Со-творческое (по отношению к автору) со-переживание (по отношению к герою), осуществляемое эстетически развитым читателем, - это тоже метапереживание некоторых первичных переживаний. В нем читателю и открывается -вслед за автором - смысл художественного высказывания как целого.
Мастерство чтения - в значении культуры художественного восприятия - является проницательным пониманием, ориентированным на смысл, а не овладеванием некоторой информацией (суммой значений текста).
Ускоренное чтение, которому в наше время многие стараются научиться, стремится не собственно к смыслу, а к некоторому результату (возможно, и к смысловому) своих усилий. Поэтому оно протекает под знаком конца текста. Устремленность к значимому результату его и «ускоряет».
Смысловое же чтение акцентирует границы понимаемого высказывания как самобытного фрагмента действительности и, прежде всего, призвано сосредоточиться на начале, на «входе» в текст (первом слове, первой фразе, первом абзаце) [6] и на последующих трансформациях начального импульса. Это чтение с оглядкой, рекурсивное восприятие. Ведь смысл обнаруживает себя как связь между началом и концом речи, проложенная через сцепления всех ее фрагментов.

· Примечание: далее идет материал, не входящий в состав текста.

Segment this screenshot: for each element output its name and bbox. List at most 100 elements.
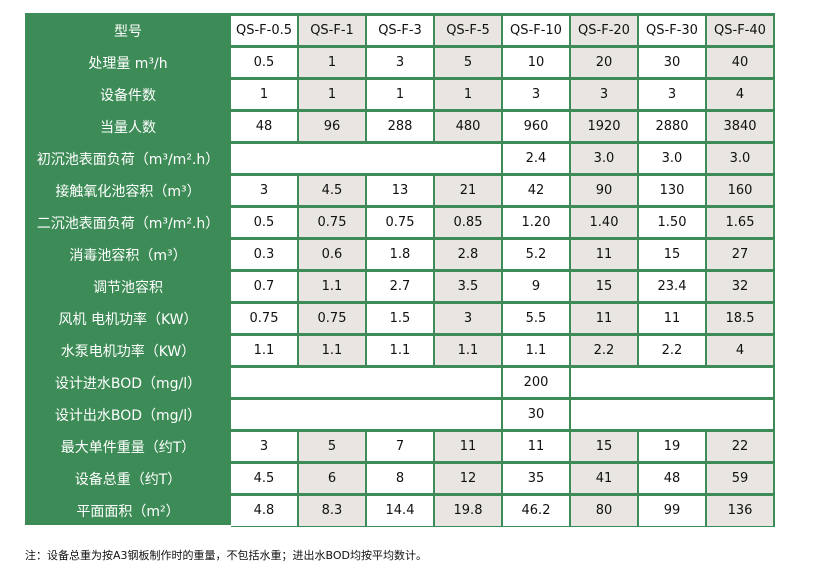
table-row: 风机 电机功率（KW） 0.75 0.75 1.5 3 5.5 11 11 18.5 xyxy=(25,301,775,336)
table-row: 水泵电机功率（KW） 1.1 1.1 1.1 1.1 1.1 2.2 2.2 4 xyxy=(25,333,775,368)
value-cell: 5 xyxy=(297,429,367,463)
model-header: QS-F-5 xyxy=(433,13,503,47)
value-cell: 0.75 xyxy=(297,205,367,239)
value-cell: 5 xyxy=(433,45,503,79)
table-row: 接触氧化池容积（m³） 3 4.5 13 21 42 90 130 160 xyxy=(25,173,775,208)
value-cell: 0.7 xyxy=(229,269,299,303)
value-cell: 2.4 xyxy=(501,141,571,175)
row-label: 处理量 m³/h xyxy=(25,45,231,80)
value-cell: 3.0 xyxy=(569,141,639,175)
value-cell: 3 xyxy=(365,45,435,79)
value-cell: 2.8 xyxy=(433,237,503,271)
value-cell: 1.65 xyxy=(705,205,775,239)
value-cell: 3 xyxy=(433,301,503,335)
value-cell: 4.5 xyxy=(297,173,367,207)
value-cell: 48 xyxy=(229,109,299,143)
row-label: 平面面积（m²） xyxy=(25,493,231,527)
value-cell: 27 xyxy=(705,237,775,271)
value-cell: 3.0 xyxy=(637,141,707,175)
model-header: QS-F-30 xyxy=(637,13,707,47)
header-row: 型号 QS-F-0.5 QS-F-1 QS-F-3 QS-F-5 QS-F-10 QS-F-… xyxy=(25,13,775,48)
row-label: 初沉池表面负荷（m³/m².h） xyxy=(25,141,231,176)
value-cell: 3 xyxy=(501,77,571,111)
value-cell: 46.2 xyxy=(501,493,571,527)
row-label: 调节池容积 xyxy=(25,269,231,304)
table-row: 当量人数 48 96 288 480 960 1920 2880 3840 xyxy=(25,109,775,144)
value-cell: 12 xyxy=(433,461,503,495)
value-cell: 0.75 xyxy=(229,301,299,335)
row-label: 设备总重（约T） xyxy=(25,461,231,496)
row-label: 最大单件重量（约T） xyxy=(25,429,231,464)
value-cell: 0.3 xyxy=(229,237,299,271)
value-cell: 21 xyxy=(433,173,503,207)
value-cell: 1.8 xyxy=(365,237,435,271)
row-label: 设计出水BOD（mg/l） xyxy=(25,397,231,432)
table-row: 调节池容积 0.7 1.1 2.7 3.5 9 15 23.4 32 xyxy=(25,269,775,304)
value-cell: 99 xyxy=(637,493,707,527)
footnote: 注：设备总重为按A3钢板制作时的重量，不包括水重；进出水BOD均按平均数计。 xyxy=(25,549,428,562)
model-header: QS-F-0.5 xyxy=(229,13,299,47)
value-cell: 1 xyxy=(229,77,299,111)
value-cell: 3 xyxy=(637,77,707,111)
value-cell: 1.1 xyxy=(501,333,571,367)
value-cell: 1 xyxy=(365,77,435,111)
value-cell: 480 xyxy=(433,109,503,143)
table-row: 处理量 m³/h 0.5 1 3 5 10 20 30 40 xyxy=(25,45,775,80)
value-cell: 9 xyxy=(501,269,571,303)
value-cell: 8 xyxy=(365,461,435,495)
value-cell: 4.8 xyxy=(229,493,299,527)
model-header: QS-F-1 xyxy=(297,13,367,47)
empty-cell xyxy=(229,365,503,399)
value-cell: 30 xyxy=(501,397,571,431)
table-row: 最大单件重量（约T） 3 5 7 11 11 15 19 22 xyxy=(25,429,775,464)
value-cell: 4.5 xyxy=(229,461,299,495)
value-cell: 15 xyxy=(569,429,639,463)
table-row: 设计进水BOD（mg/l） 200 xyxy=(25,365,775,400)
value-cell: 2.2 xyxy=(569,333,639,367)
value-cell: 10 xyxy=(501,45,571,79)
table-row: 设计出水BOD（mg/l） 30 xyxy=(25,397,775,432)
value-cell: 1.20 xyxy=(501,205,571,239)
header-label: 型号 xyxy=(25,13,231,48)
value-cell: 1.1 xyxy=(297,333,367,367)
table-row: 设备件数 1 1 1 1 3 3 3 4 xyxy=(25,77,775,112)
value-cell: 160 xyxy=(705,173,775,207)
empty-cell xyxy=(229,141,503,175)
table-row: 消毒池容积（m³） 0.3 0.6 1.8 2.8 5.2 11 15 27 xyxy=(25,237,775,272)
value-cell: 1.1 xyxy=(433,333,503,367)
row-label: 设计进水BOD（mg/l） xyxy=(25,365,231,400)
value-cell: 22 xyxy=(705,429,775,463)
model-header: QS-F-10 xyxy=(501,13,571,47)
model-header: QS-F-3 xyxy=(365,13,435,47)
row-label: 接触氧化池容积（m³） xyxy=(25,173,231,208)
empty-cell xyxy=(569,365,775,399)
value-cell: 15 xyxy=(637,237,707,271)
value-cell: 3 xyxy=(229,429,299,463)
value-cell: 1.1 xyxy=(229,333,299,367)
value-cell: 0.75 xyxy=(297,301,367,335)
row-label: 消毒池容积（m³） xyxy=(25,237,231,272)
value-cell: 0.5 xyxy=(229,205,299,239)
table-row: 设备总重（约T） 4.5 6 8 12 35 41 48 59 xyxy=(25,461,775,496)
spec-table: 型号 QS-F-0.5 QS-F-1 QS-F-3 QS-F-5 QS-F-10 QS-F-… xyxy=(25,13,775,527)
value-cell: 3 xyxy=(229,173,299,207)
value-cell: 1.1 xyxy=(365,333,435,367)
table-row: 二沉池表面负荷（m³/m².h） 0.5 0.75 0.75 0.85 1.20 1.40 1… xyxy=(25,205,775,240)
value-cell: 15 xyxy=(569,269,639,303)
value-cell: 1.1 xyxy=(297,269,367,303)
value-cell: 42 xyxy=(501,173,571,207)
value-cell: 2.7 xyxy=(365,269,435,303)
table-row: 初沉池表面负荷（m³/m².h） 2.4 3.0 3.0 3.0 xyxy=(25,141,775,176)
value-cell: 2.2 xyxy=(637,333,707,367)
value-cell: 8.3 xyxy=(297,493,367,527)
value-cell: 288 xyxy=(365,109,435,143)
value-cell: 1.40 xyxy=(569,205,639,239)
table-row: 平面面积（m²） 4.8 8.3 14.4 19.8 46.2 80 99 136 xyxy=(25,493,775,527)
value-cell: 3.5 xyxy=(433,269,503,303)
value-cell: 23.4 xyxy=(637,269,707,303)
value-cell: 1 xyxy=(297,45,367,79)
value-cell: 0.5 xyxy=(229,45,299,79)
value-cell: 3 xyxy=(569,77,639,111)
value-cell: 18.5 xyxy=(705,301,775,335)
value-cell: 40 xyxy=(705,45,775,79)
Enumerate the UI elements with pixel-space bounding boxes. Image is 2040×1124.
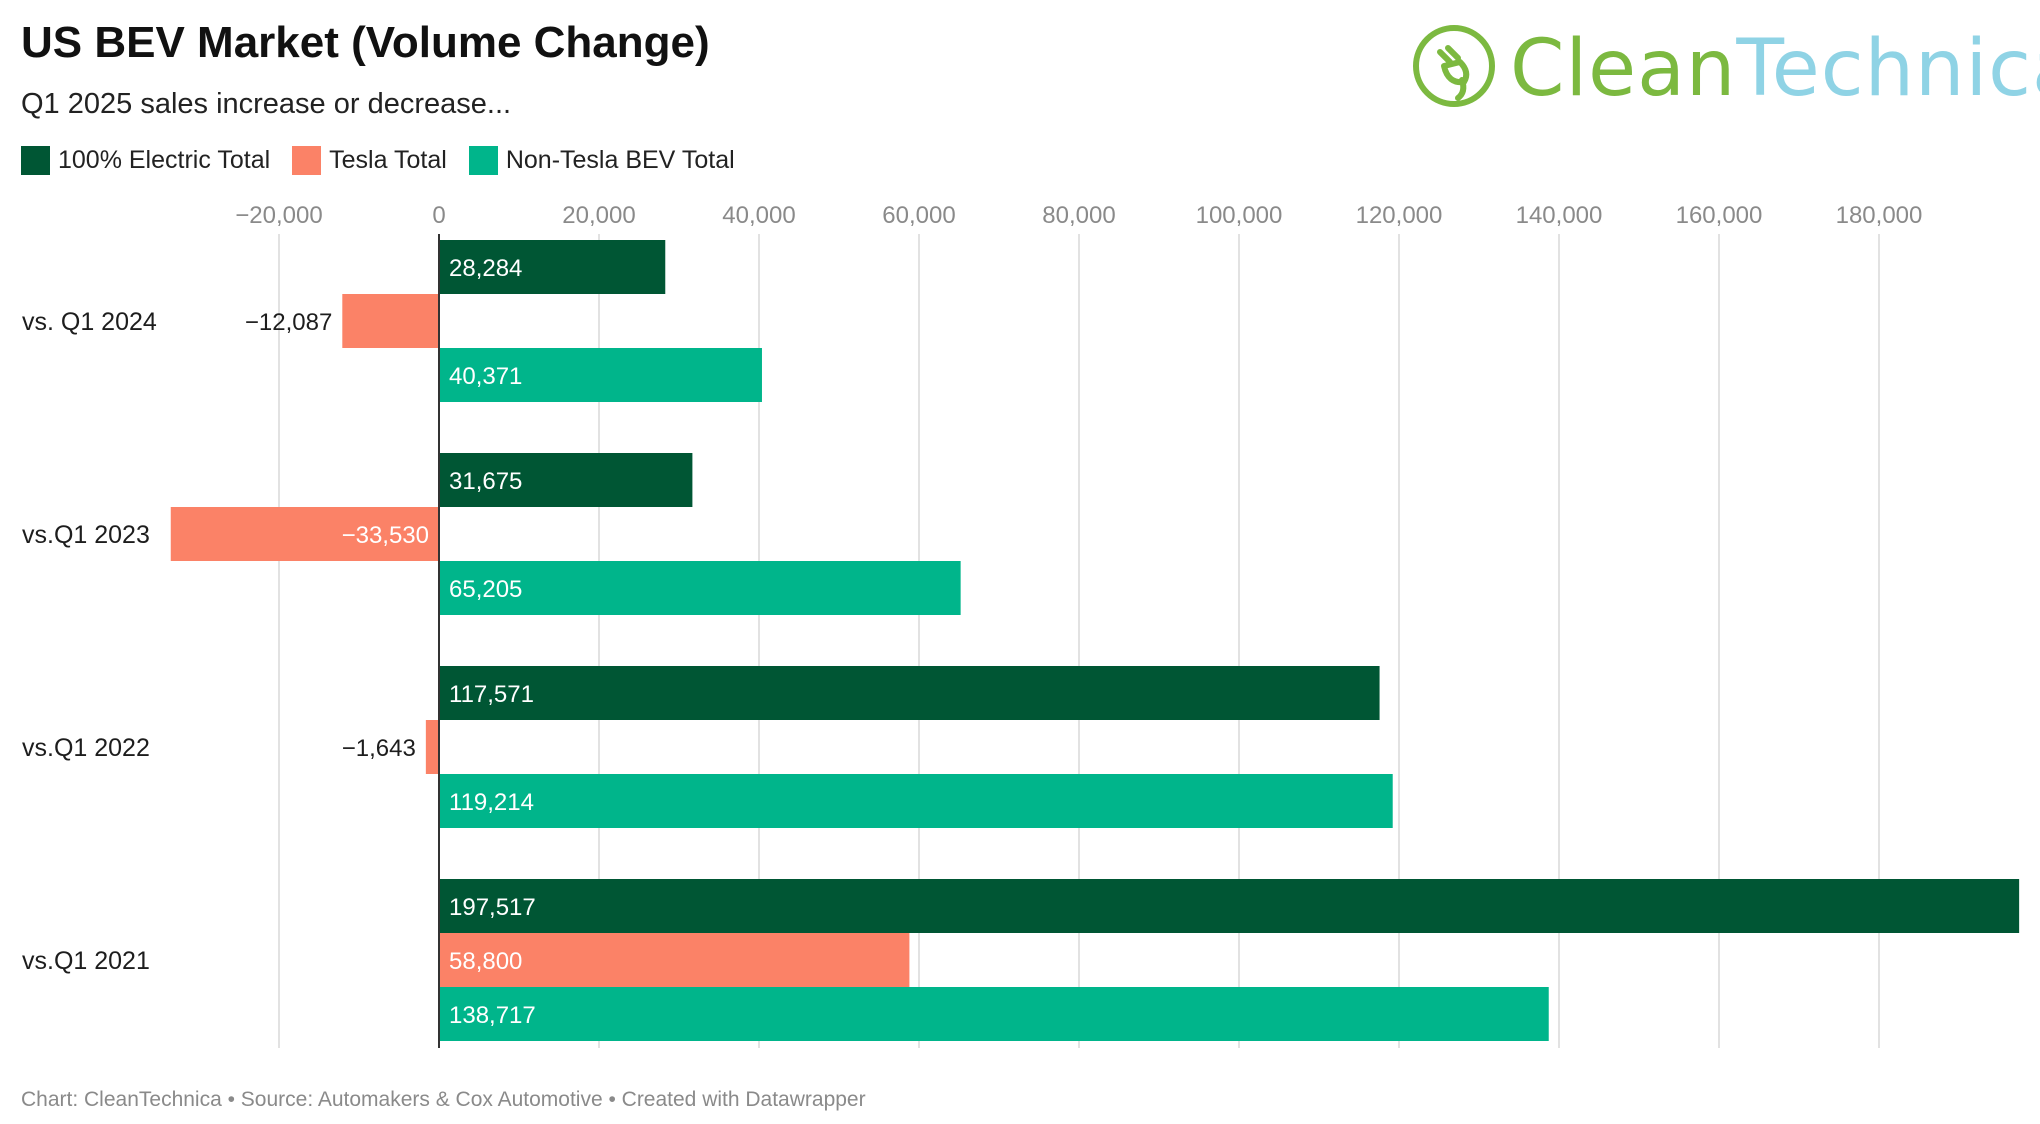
category-label: vs.Q1 2022: [22, 734, 150, 762]
legend-item-electric-total: 100% Electric Total: [21, 146, 270, 175]
bar-non-tesla-total: [439, 348, 762, 402]
logo-text: CleanTechnica: [1510, 24, 2040, 114]
bar-tesla-total: [342, 294, 439, 348]
legend-item-non-tesla-total: Non-Tesla BEV Total: [468, 146, 735, 175]
data-label-non-tesla-total: 119,214: [449, 789, 534, 816]
x-tick-label: 160,000: [1676, 202, 1763, 229]
legend-label-non-tesla-total: Non-Tesla BEV Total: [505, 146, 735, 174]
x-tick-label: 100,000: [1196, 202, 1283, 229]
bar-chart: −20,000 0 20,000 40,000 60,000 80,000 100,000 1…: [22, 202, 2020, 1048]
x-tick-label: 20,000: [562, 202, 635, 229]
bar-electric-total: [439, 666, 1380, 720]
data-label-electric-total: 31,675: [449, 468, 522, 495]
chart-subtitle: Q1 2025 sales increase or decrease...: [21, 88, 512, 120]
legend-label-tesla-total: Tesla Total: [329, 146, 447, 174]
data-label-electric-total: 197,517: [449, 894, 536, 921]
legend-swatch-electric-total: [21, 146, 50, 175]
bar-tesla-total: [170, 507, 439, 561]
cleantechnica-logo: CleanTechnica: [1410, 22, 2040, 114]
legend-swatch-tesla-total: [292, 146, 322, 175]
data-label-non-tesla-total: 138,717: [449, 1002, 536, 1029]
data-label-tesla-total: −12,087: [245, 309, 332, 336]
legend-label-electric-total: 100% Electric Total: [58, 146, 271, 174]
category-label: vs.Q1 2021: [22, 947, 150, 975]
data-label-non-tesla-total: 65,205: [449, 576, 522, 603]
bar-non-tesla-total: [439, 987, 1549, 1041]
data-label-tesla-total: 58,800: [449, 948, 522, 975]
legend-swatch-non-tesla-total: [468, 146, 498, 175]
x-tick-label: 0: [432, 202, 445, 229]
legend: 100% Electric Total Tesla Total Non-Tesl…: [21, 146, 757, 175]
data-label-tesla-total: −33,530: [342, 522, 429, 549]
x-tick-label: 180,000: [1836, 202, 1923, 229]
x-tick-label: −20,000: [235, 202, 322, 229]
bar-electric-total: [439, 453, 693, 507]
category-label: vs.Q1 2023: [22, 521, 150, 549]
data-label-tesla-total: −1,643: [342, 735, 416, 762]
logo-text-clean: Clean: [1510, 24, 1737, 114]
bar-non-tesla-total: [439, 561, 961, 615]
bar-electric-total: [439, 879, 2020, 933]
x-tick-label: 40,000: [722, 202, 795, 229]
bar-electric-total: [439, 240, 666, 294]
x-tick-label: 60,000: [882, 202, 955, 229]
x-tick-label: 80,000: [1042, 202, 1115, 229]
chart-footer: Chart: CleanTechnica • Source: Automaker…: [21, 1088, 866, 1111]
plug-leaf-icon: [1413, 25, 1495, 107]
bar-non-tesla-total: [439, 774, 1393, 828]
data-label-electric-total: 28,284: [449, 255, 522, 282]
bar-tesla-total: [425, 720, 439, 774]
bar-tesla-total: [439, 933, 910, 987]
chart-title: US BEV Market (Volume Change): [21, 18, 710, 67]
category-label: vs. Q1 2024: [22, 308, 157, 336]
logo-text-technica: Technica: [1736, 24, 2040, 114]
data-label-non-tesla-total: 40,371: [449, 363, 522, 390]
x-tick-label: 120,000: [1356, 202, 1443, 229]
legend-item-tesla-total: Tesla Total: [292, 146, 447, 175]
x-tick-label: 140,000: [1516, 202, 1603, 229]
data-label-electric-total: 117,571: [449, 681, 534, 708]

Рассуждающие о семантике речевой и вообще знаковой деятельности нередко отождествляют «смысл» и «значение» или сводят смысл к субъективной значимости. Между тем состав означаемого гораздо сложнее, это семантическое триединство:
1) знак имеет денотативное значение (объективная сторона семантики);
2) значение имеет ценностную значимость для пользователя (субъективная сторона семантики);
3) в контексте общения знак активирует интерсубъективный смысл (концепт), которого нет ни за пределами сознания, ни в субъективной глубине обособленной психики.
Вслушаемся в рассуждение Бахтина: «Где находится государство? В психике, в физико-математическом пространстве, на бумаге конституционных актов? Где находится право? И тем не менее мы ответственно имеем дело и с государством, и с правом, более того - эти ценности осмысливают и упорядочивают как эмпирический материал, так и нашу психику, позволяя нам преодолеть ее голую психическую субъективность» (прим.: курсив автора статьи) [2, с. 53]. Право, которое имеет место только между людьми, может служить едва ли не наиболее очевидным примером онтологического феномена ценностно-смысловой интерсубъективной реальности.
Произведение искусства обладает действительным смыслом в такой же мере, в какой оно обладает действительным текстом. Это две неслиянные и нераздельные ипостаси произведения как художественной реальности, которая в своей онтологической специфике отнюдь не сводится к давнишней структуралистской формуле: текст + внетекстовые связи. Интерсубъективный смысл художественного высказывания не тождествен ни его объективному значению, ни его субъективной значимости. Словарное «значение изъято из диалога», но в нем обнаруживается «потенция смысла» [3, с. 350]. Эту потенцию необходимо реализовать в акте неизбежно субъективного восприятия, что делает смысл отнюдь не очевидным. Здесь восприятие «не есть понимание слов путем суммирования шаг за шагом словесных значений, оно есть следование за целостным смыслом говоримого, который всегда располагается за пределами сказанного» [7, с. 262].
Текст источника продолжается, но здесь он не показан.